Tapping Harris adds not just the senator from California to the ticket, but California itself and what the majority party here likes to call “California values.” (It would be more accurate to label the current politics in the Golden State “California values of the moment.” Just 25 years ago, California values would have been tax cuts and tough on crime.) The question is how California’s liberal policies, which Harris represents, play in the swing states that will determine the election.

More immediately, how will Harris’s politics and history play within the Democratic Party. While the progressive wing of the party has raised concerns about Harris’s record as a prosecutor in an era influenced by talk of social justice reform, I doubt her history will handicap Harris with the general electorate. Middle of the road voters are not embracing a defund the police ethos and recent polls indicate Black voters support an effective police presence in their neighborhoods. How Harris deals with the hard left-wing of her party will be worth watching. 

For California, Biden picking Harris will stir the political pot. There has been much conjecture who Gov. Gavin Newsom might pick to replace Harris if the ticket wins. That speculation also came from me. Lobbying for the position goes into high gear now for any number of ambitious Democrats. I’ll stick with the choices I suggested a month ago and say, if it comes to that, Karen Bass and Alex Padilla have an excellent shot.

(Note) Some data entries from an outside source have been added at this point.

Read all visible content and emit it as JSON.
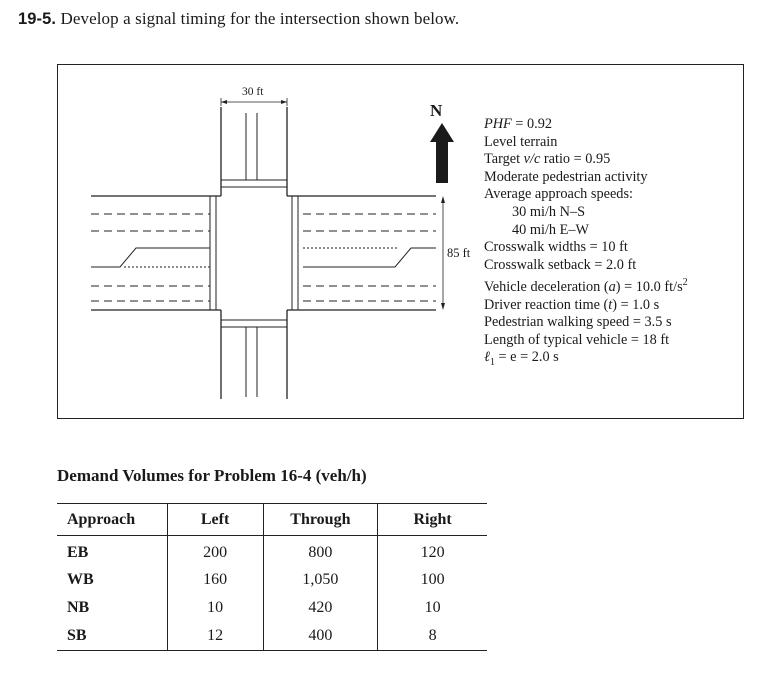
{
  "problem": {
    "number": "19-5.",
    "text": "Develop a signal timing for the intersection shown below."
  },
  "figure": {
    "north_label": "N",
    "dim_width_label": "30 ft",
    "dim_height_label": "85 ft",
    "params": {
      "phf_label": "PHF",
      "phf_value": " = 0.92",
      "terrain": "Level terrain",
      "vc_prefix": "Target ",
      "vc_var": "v/c",
      "vc_suffix": " ratio = 0.95",
      "ped_activity": "Moderate pedestrian activity",
      "speeds_heading": "Average approach speeds:",
      "speed_ns": "30 mi/h N–S",
      "speed_ew": "40 mi/h E–W",
      "crosswalk_width": "Crosswalk widths = 10 ft",
      "crosswalk_setback": "Crosswalk setback = 2.0 ft",
      "decel_prefix": "Vehicle deceleration (",
      "decel_var": "a",
      "decel_suffix": ") = 10.0 ft/s",
      "decel_exp": "2",
      "reaction_prefix": "Driver reaction time (",
      "reaction_var": "t",
      "reaction_suffix": ") = 1.0 s",
      "walk_speed": "Pedestrian walking speed = 3.5 s",
      "veh_length": "Length of typical vehicle = 18 ft",
      "lost_l": "ℓ",
      "lost_sub": "1",
      "lost_suffix": " = e = 2.0 s"
    }
  },
  "table": {
    "title": "Demand Volumes for Problem 16-4 (veh/h)",
    "headers": [
      "Approach",
      "Left",
      "Through",
      "Right"
    ],
    "rows": [
      [
        "EB",
        "200",
        "800",
        "120"
      ],
      [
        "WB",
        "160",
        "1,050",
        "100"
      ],
      [
        "NB",
        "10",
        "420",
        "10"
      ],
      [
        "SB",
        "12",
        "400",
        "8"
      ]
    ]
  }
}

There is a lot to come in the campaign and California will now get an unusual amount of attention, something rare in presidential campaigns since the California vote is assured for the Democratic nominee. Harris is the first Californian on a major party presidential ticket since President Ronald Reagan’s re-election 36 years ago, quite a gap for the most populous and influential state in the country.

Before the campaign gets into full swing, a remembrance of the political fates that brought Harris to this position of prominence. Despite the seeming inevitability of a Biden-Harris ticket a year ago, Harris being in this place was not certain as she moved up the political ladder.

Remember, that Kamala Harris didn’t win her first race for California Attorney General in 2010 until weeks after the polls closed. Her Republican opponent, Los Angeles District Attorney Steve Cooley, on election night declared himself the winner as did some press reports. It wasn’t until three weeks later that Cooley conceded the race. Harris won 46.05% to Cooley’s 45.28%. 

Harris was on her way. Sometimes these close calls means a few votes here or there changes the course of history.

Franklin Delano Roosevelt, the only person elected president of the United States four times, won his first quest for office as a state senator in New York by a few votes to the surprise of many because he ran in a Republican district. His victory was thanks in part to his Roosevelt name and the country’s affection for his cousin, former president Theodore Roosevelt, who encouraged his cousin to seek office. FDR was on his way, eventually to the White House.

Will Harris’s close call allow her ultimately to follow in FDR’s footsteps? She attempts to take the next step November 3.